If I want to take more time, I can tape over the screen at the back of my camera, set it to manual, use an old manual focus lens with an adapter, use one or two 1GB cards, and not look at the contents of those cards for between an hour and a week from taking them. No thanks.
A few basic challenges would be to try as many settings of your camera in manual mode as possible. How about exposure? Many people are surprised at being able to set exposure outdoors and then not vary it, until the light looks different. Sounds simple, but getting a feel for how something is lit is as important as it ever was.
There are many more such challenges, and I’ll perhaps look at writing some more about them, but my point is that digital doesn’t have to be easy – I’m just grateful that when I do want them, there are so many tools and camera/lens technical advances around.
The real elephant in the room – why are you taking photos?
As I mentioned earlier, I’ve always seen technical expertise as the way to get photos to look the way that I want.
With film and the darkroom, there was a lot more you could concentrate on perfecting from a technical POV without actually looking at the photos from a content or ‘meaning’ oriented view.
With digital cameras, it’s got ever easier to produce technically competent images. For a while, there was always the hope that the next camera model would make some technical aspect of your work easier (better). However, the rate of technical advance is slowing, and the benefits of having a £2000 camera over a good phone are becoming less obvious to many. This is not a trend that will stop.
I’m lucky in that I get paid for my images. That means that I have a reason to create images in a particular style and to meet a client’s needs. It gives me reasons to explore technical solutions, in areas such as camera movements, multi image stitching or macrophotography.

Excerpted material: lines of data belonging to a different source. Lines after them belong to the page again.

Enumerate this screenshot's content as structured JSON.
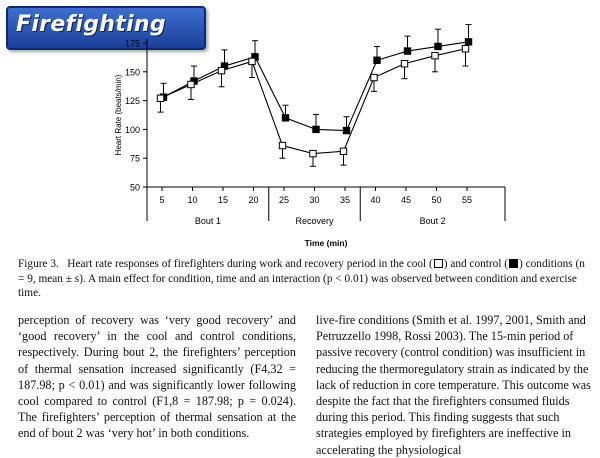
{
  "banner": {
    "title": "Firefighting"
  },
  "chart_data": {
    "type": "line",
    "title": "",
    "xlabel": "Time (min)",
    "ylabel": "Heart Rate (beats/min)",
    "x": [
      5,
      10,
      15,
      20,
      25,
      30,
      35,
      40,
      45,
      50,
      55
    ],
    "ylim": [
      50,
      175
    ],
    "yticks": [
      50,
      75,
      100,
      125,
      150,
      175
    ],
    "grid": false,
    "series": [
      {
        "marker": "filled-square",
        "values": [
          128,
          142,
          155,
          163,
          110,
          100,
          99,
          160,
          168,
          172,
          176
        ],
        "errors": [
          12,
          13,
          14,
          14,
          11,
          13,
          12,
          12,
          13,
          15,
          15
        ]
      },
      {
        "marker": "open-square",
        "values": [
          127,
          139,
          151,
          159,
          86,
          79,
          81,
          145,
          157,
          164,
          170
        ],
        "errors": [
          12,
          13,
          14,
          14,
          11,
          11,
          12,
          12,
          13,
          14,
          15
        ]
      }
    ],
    "periods": [
      {
        "label": "Bout 1",
        "from": 5,
        "to": 20
      },
      {
        "label": "Recovery",
        "from": 25,
        "to": 35
      },
      {
        "label": "Bout 2",
        "from": 40,
        "to": 55
      }
    ]
  },
  "caption": {
    "figure": "Figure 3.",
    "text1": "Heart rate responses of firefighters during work and recovery period in the cool (",
    "text2": ") and control (",
    "text3": ") conditions (n = 9, mean ± s). A main effect for condition, time and an interaction (p < 0.01) was observed between condition and exercise time."
  },
  "body": {
    "left": "perception of recovery was ‘very good recovery’ and ‘good recovery’ in the cool and control conditions, respectively. During bout 2, the firefighters’ perception of thermal sensation increased significantly (F4,32 = 187.98; p < 0.01) and was significantly lower following cool compared to control (F1,8 = 187.98; p = 0.024). The firefighters’ perception of thermal sensation at the end of bout 2 was ‘very hot’ in both conditions.",
    "right": "live-fire conditions (Smith et al. 1997, 2001, Smith and Petruzzello 1998, Rossi 2003). The 15-min period of passive recovery (control condition) was insufficient in reducing the thermoregulatory strain as indicated by the lack of reduction in core temperature. This outcome was despite the fact that the firefighters consumed fluids during this period. This finding suggests that such strategies employed by firefighters are ineffective in accelerating the physiological"
  }
}
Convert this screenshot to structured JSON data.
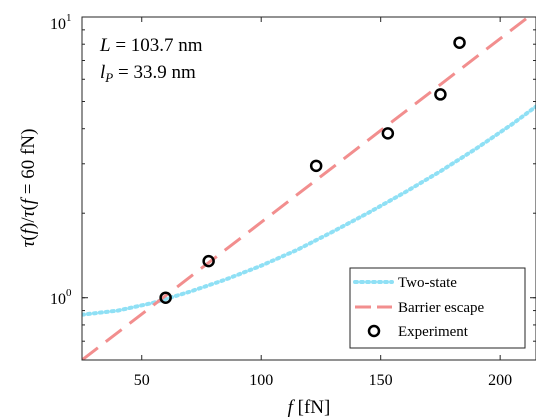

If you’re not taking photos for a client, then why are you doing it? Seriously… I do wonder what I’d photograph if I won the lottery and gave up some of my day to day photo work.
I know that some enjoy competitions, as a challenge. That’s not for everyone though (I generally dislike them, even more so after being asked to judge others’ works a few times).
Sharing and social media also offer a use for some of those photos you’ve taken, and the sheer joy of having a great looking print on your wall can’t be underestimated. So I wondered what other people are finding to do ‘these days’?
Now that the techy side is ‘easier’, what are your challenges?